Quando non c’è che la bici. Una bici per andare a lavorare, una bici per andare a studiare, una bici per andare a casa, o semplicemente una bici per cercare tutto questo, lavoro studio casa. Una bici per cominciare a vivere e, nel loro caso, per ricominciare a vivere.
Migranti. Indiani nell’agro pontino. Ottant’anni fa gli emigranti nell’agro pontino erano italiani. Gli italiani, allora, a bonificare, gli indiani, oggi, a coltivare. Campi e campagna per campare. Spezzandosi la schiena. Ma questa è la vita, la terra è bassa, a qualsiasi latitudine.
Era il 2013 quando Filippo Trojano, romano, scattò la prima fotografia – quattro indiani, sotto la pioggia di marzo, in bicicletta -, il primo di duecento ritratti dedicati a questi migranti del Punjab, in particolare a quelli che abitavano in una specie di ghetto sulla litoranea. Le fotografie sono diventate prima una mostra, poi, selezionatissime, un libro.
Copertina fucsia di seta. Titolo: “Mandeep e altri racconti”. Sessantaquattro pagine, quaranta fotografie, una mappa, i testi di Augusto Pieroni e dello stesso Trojano, la cura di Enrico Delogu, l’edizioni Punctum di Roma. Quattrocento copie, una regalata da Trojano a me, destinata alla Biblioteca della bicicletta Lucos Cozza.

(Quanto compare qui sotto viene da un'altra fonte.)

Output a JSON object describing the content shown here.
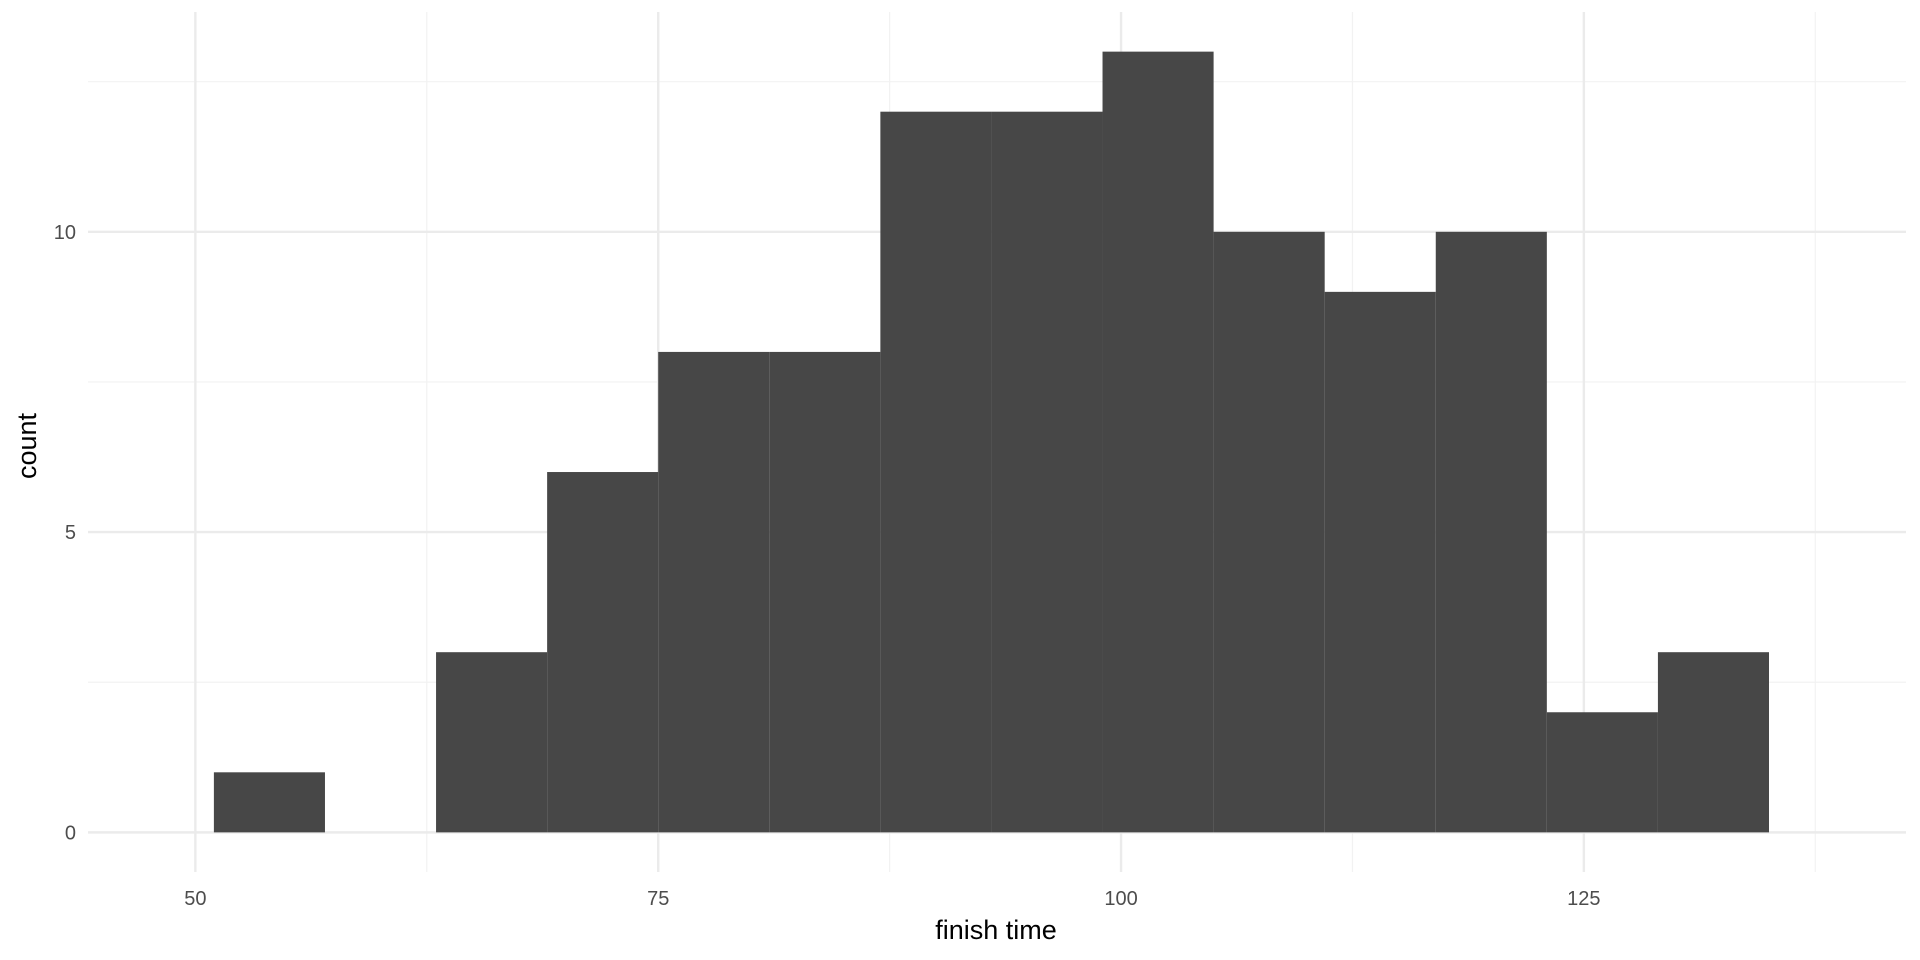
{
  "chart_data": {
    "type": "bar",
    "subtype": "histogram",
    "title": "",
    "xlabel": "finish time",
    "ylabel": "count",
    "bins": [
      {
        "x0": 51,
        "x1": 57,
        "count": 1
      },
      {
        "x0": 57,
        "x1": 63,
        "count": 0
      },
      {
        "x0": 63,
        "x1": 69,
        "count": 3
      },
      {
        "x0": 69,
        "x1": 75,
        "count": 6
      },
      {
        "x0": 75,
        "x1": 81,
        "count": 8
      },
      {
        "x0": 81,
        "x1": 87,
        "count": 8
      },
      {
        "x0": 87,
        "x1": 93,
        "count": 12
      },
      {
        "x0": 93,
        "x1": 99,
        "count": 12
      },
      {
        "x0": 99,
        "x1": 105,
        "count": 13
      },
      {
        "x0": 105,
        "x1": 111,
        "count": 10
      },
      {
        "x0": 111,
        "x1": 117,
        "count": 9
      },
      {
        "x0": 117,
        "x1": 123,
        "count": 10
      },
      {
        "x0": 123,
        "x1": 129,
        "count": 2
      },
      {
        "x0": 129,
        "x1": 135,
        "count": 3
      }
    ],
    "xlim": [
      44.2,
      142.4
    ],
    "ylim": [
      -0.66,
      13.66
    ],
    "xticks": [
      50,
      75,
      100,
      125
    ],
    "xminor": [
      62.5,
      87.5,
      112.5,
      137.5
    ],
    "yticks": [
      0,
      5,
      10
    ],
    "yminor": [
      2.5,
      7.5,
      12.5
    ],
    "grid": true,
    "legend": "none",
    "colors": {
      "bar": "#474747",
      "grid_major": "#ebebeb",
      "grid_minor": "#f2f2f2",
      "tick_text": "#4d4d4d",
      "title_text": "#000000"
    }
  }
}
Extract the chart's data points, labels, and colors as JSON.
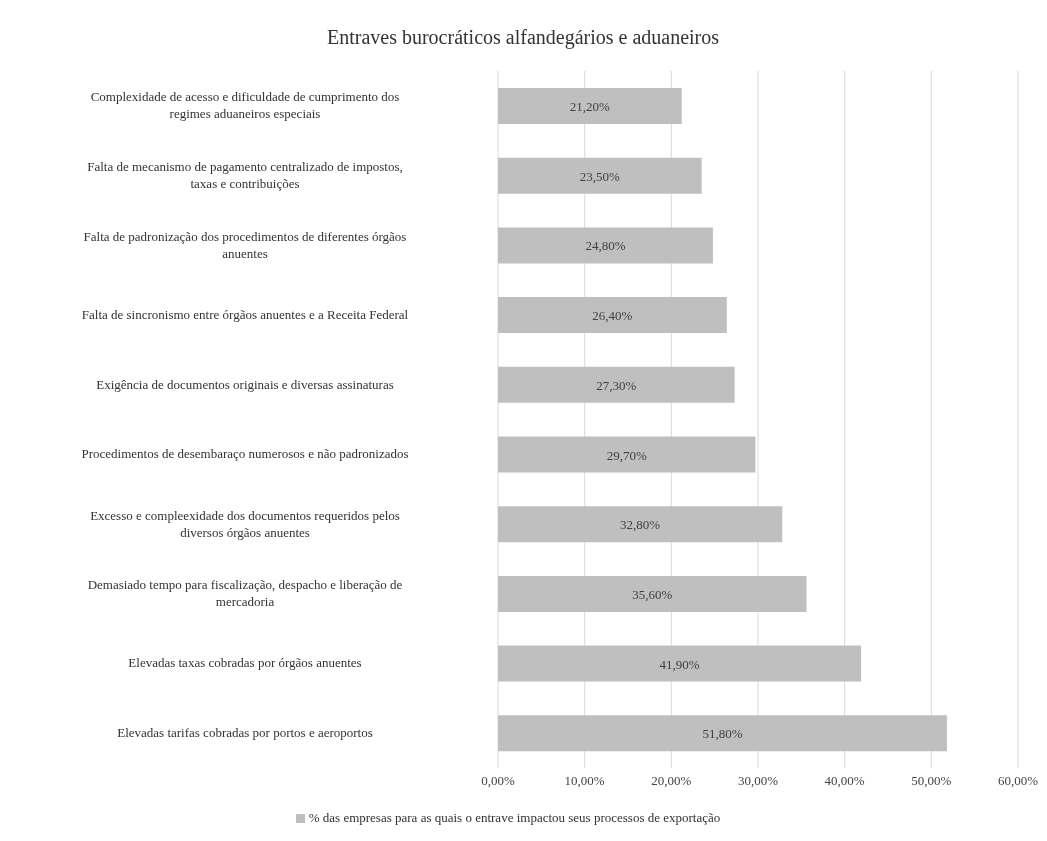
{
  "chart_data": {
    "type": "bar",
    "orientation": "horizontal",
    "title": "Entraves burocráticos alfandegários e aduaneiros",
    "categories": [
      "Complexidade de acesso e dificuldade de cumprimento dos regimes aduaneiros especiais",
      "Falta de mecanismo de pagamento centralizado de impostos, taxas e contribuições",
      "Falta de padronização dos procedimentos de diferentes órgãos anuentes",
      "Falta de sincronismo entre órgãos anuentes e a Receita Federal",
      "Exigência de documentos originais e diversas assinaturas",
      "Procedimentos de desembaraço numerosos e não padronizados",
      "Excesso e compleexidade dos documentos requeridos pelos diversos órgãos anuentes",
      "Demasiado tempo para fiscalização, despacho e liberação de mercadoria",
      "Elevadas taxas cobradas por órgãos anuentes",
      "Elevadas tarifas cobradas por portos e aeroportos"
    ],
    "series": [
      {
        "name": "% das empresas para as quais o entrave impactou seus processos de exportação",
        "color": "#bfbfbf",
        "values": [
          21.2,
          23.5,
          24.8,
          26.4,
          27.3,
          29.7,
          32.8,
          35.6,
          41.9,
          51.8
        ],
        "value_labels": [
          "21,20%",
          "23,50%",
          "24,80%",
          "26,40%",
          "27,30%",
          "29,70%",
          "32,80%",
          "35,60%",
          "41,90%",
          "51,80%"
        ]
      }
    ],
    "xlim": [
      0,
      60
    ],
    "xticks": [
      {
        "value": 0,
        "label": "0,00%"
      },
      {
        "value": 10,
        "label": "10,00%"
      },
      {
        "value": 20,
        "label": "20,00%"
      },
      {
        "value": 30,
        "label": "30,00%"
      },
      {
        "value": 40,
        "label": "40,00%"
      },
      {
        "value": 50,
        "label": "50,00%"
      },
      {
        "value": 60,
        "label": "60,00%"
      }
    ],
    "grid": "x",
    "legend": "bottom"
  }
}
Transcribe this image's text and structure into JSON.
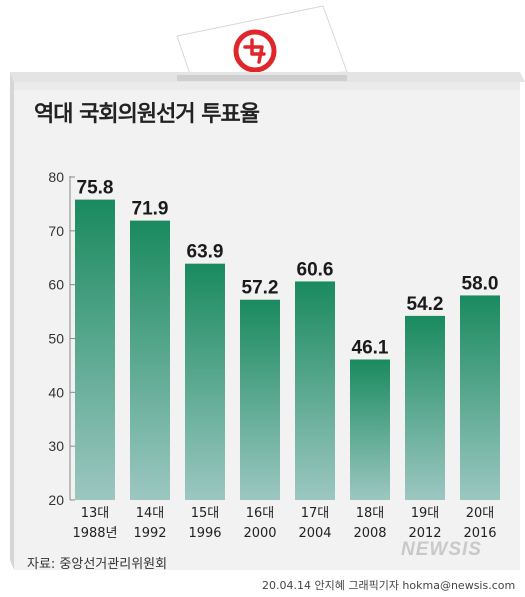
{
  "title": "역대 국회의원선거 투표율",
  "source": "자료: 중앙선거관리위원회",
  "credit": "20.04.14 안지혜 그래픽기자 hokma@newsis.com",
  "logo_text": "NEWSIS",
  "colors": {
    "bar_top": "#1a8a5f",
    "bar_bottom": "#9cc7c1",
    "box_face": "#f2f2f2",
    "box_side": "#dcdcdc",
    "ballot_mark": "#e0262b"
  },
  "chart_data": {
    "type": "bar",
    "title": "역대 국회의원선거 투표율",
    "xlabel": "",
    "ylabel": "",
    "ylim": [
      20,
      80
    ],
    "yticks": [
      20,
      30,
      40,
      50,
      60,
      70,
      80
    ],
    "categories": [
      {
        "session": "13대",
        "year": "1988년"
      },
      {
        "session": "14대",
        "year": "1992"
      },
      {
        "session": "15대",
        "year": "1996"
      },
      {
        "session": "16대",
        "year": "2000"
      },
      {
        "session": "17대",
        "year": "2004"
      },
      {
        "session": "18대",
        "year": "2008"
      },
      {
        "session": "19대",
        "year": "2012"
      },
      {
        "session": "20대",
        "year": "2016"
      }
    ],
    "values": [
      75.8,
      71.9,
      63.9,
      57.2,
      60.6,
      46.1,
      54.2,
      58.0
    ],
    "value_labels": [
      "75.8",
      "71.9",
      "63.9",
      "57.2",
      "60.6",
      "46.1",
      "54.2",
      "58.0"
    ],
    "grid": false
  }
}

Gli uomini (ma ci sono anche alcune donne e bambini) non hanno bisogno di testo né di didascalie. Fieri, orgogliosi, pacifici, forti, segnati ma non piegati dalle disavventure e dai sacrifici, raccontano silenziosamente le loro storie fatte di viaggi, stenti, speranze. Le biciclette sono tutto meno che da corsa: da uomo, da donna, da passeggio, mountain bike poco agonistiche, sanno tutte di ricicli, risparmi, riparazioni, anche vita comunitaria, soprattutto quella bicicletta da bambino, anzi, da bambini, tre, contemporaneamente.
Ma una bici non serve solo ad andare e venire, andare e tornare, andare e cercare sperando di trovare. Una bici serve per sognare. Gli indiani, che sognano una nuova vita, e a distanza di anni chissà che non l’abbiano finalmente raggiunta con la dignità che si meritano. Ma anche lo stesso Trojano che, con l’inquietudine di chi cerca la verità a parole o a immagini, vuole raccontare la vita.